Author: Stephen King
Cycle of the Werewolf is more a novella than a novel, more a *graphic* novel than a novel, and not exactly novel in its originality; so maybe we don’t call this one a novel any more. That doesn’t mean it’s not readable (or look-able?), I just think it’s important to clarify what kind of work it really is, so that you don’t go to read it expecting The Stand. King was busy in 1983 anyway, with Christine and Pet Sematary, so he didn’t really have enough time for another full book, but Cycle of the Werewolf isn’t half bad, for a consolation prize.
Over the course of one year, a werewolf stalks the small town of Tarker’s Mills, Maine, taking one victim a month, leaving behind a mystery each time for the townsfolk to ponder over for another 30 days. At first they believe that a serial killer has chosen their home for his monthly ritual. Then, the tall tales start to grow, and people begin to believe that the moon murderer may really be a dangerous animal, who is a peaceful man on all other calendar days. When a boy named Marty, who is bound to a wheelchair, experiences the werewolf first hand, he survives to tell a story no one believes, though he may be the only one who can discover the truth.

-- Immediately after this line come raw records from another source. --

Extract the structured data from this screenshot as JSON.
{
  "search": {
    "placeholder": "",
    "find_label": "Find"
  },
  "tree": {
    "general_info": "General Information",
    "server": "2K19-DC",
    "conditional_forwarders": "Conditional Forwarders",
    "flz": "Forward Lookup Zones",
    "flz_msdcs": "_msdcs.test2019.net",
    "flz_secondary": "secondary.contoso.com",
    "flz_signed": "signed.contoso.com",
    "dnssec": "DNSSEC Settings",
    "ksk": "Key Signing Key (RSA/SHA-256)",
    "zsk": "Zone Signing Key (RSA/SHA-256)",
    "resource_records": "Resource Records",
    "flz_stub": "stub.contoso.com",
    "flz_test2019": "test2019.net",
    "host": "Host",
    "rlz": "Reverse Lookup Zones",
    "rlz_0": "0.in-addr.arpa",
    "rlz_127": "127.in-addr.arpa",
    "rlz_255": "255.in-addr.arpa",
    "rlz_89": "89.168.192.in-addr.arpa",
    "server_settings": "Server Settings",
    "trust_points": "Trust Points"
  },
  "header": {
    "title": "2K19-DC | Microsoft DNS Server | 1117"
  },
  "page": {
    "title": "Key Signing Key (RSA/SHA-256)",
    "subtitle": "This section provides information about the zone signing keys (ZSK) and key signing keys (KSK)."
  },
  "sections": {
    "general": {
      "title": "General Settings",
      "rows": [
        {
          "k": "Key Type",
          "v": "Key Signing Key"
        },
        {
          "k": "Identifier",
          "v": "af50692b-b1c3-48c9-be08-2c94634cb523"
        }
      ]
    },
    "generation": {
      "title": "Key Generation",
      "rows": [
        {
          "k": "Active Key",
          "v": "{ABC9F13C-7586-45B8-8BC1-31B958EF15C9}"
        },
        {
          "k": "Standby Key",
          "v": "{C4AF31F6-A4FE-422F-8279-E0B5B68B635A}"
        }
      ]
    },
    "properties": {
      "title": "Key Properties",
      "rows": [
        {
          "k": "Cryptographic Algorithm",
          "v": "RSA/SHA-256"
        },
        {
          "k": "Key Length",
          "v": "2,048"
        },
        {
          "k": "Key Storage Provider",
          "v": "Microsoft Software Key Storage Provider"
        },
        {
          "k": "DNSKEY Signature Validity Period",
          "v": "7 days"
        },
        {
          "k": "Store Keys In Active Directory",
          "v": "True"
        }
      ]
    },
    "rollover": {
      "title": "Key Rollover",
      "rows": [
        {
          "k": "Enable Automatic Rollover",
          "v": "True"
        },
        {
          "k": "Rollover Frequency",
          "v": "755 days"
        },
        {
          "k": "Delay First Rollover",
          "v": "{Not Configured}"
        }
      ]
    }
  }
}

The story is very short, and it seems like half of it is illustrations, either introductions to each month or a drawing of the werewolf’s latest attack. The artwork is very cool, very scary, but the rest of the book goes by so fast it’s hard to really get a lock on it before it’s gone. I don’t read particularly quickly, but I finished the whole thing in maybe an hour; you may even feel afterward that you didn’t get your money’s worth. Still, the tale is gruesome, gory, entertaining, enjoyable enough, for a fleeting moment anyway. Don’t expect typical King magic; this isn’t he strongest work, it’s almost a side project, mainly for those fans who already love him and simply want to get their hands on more.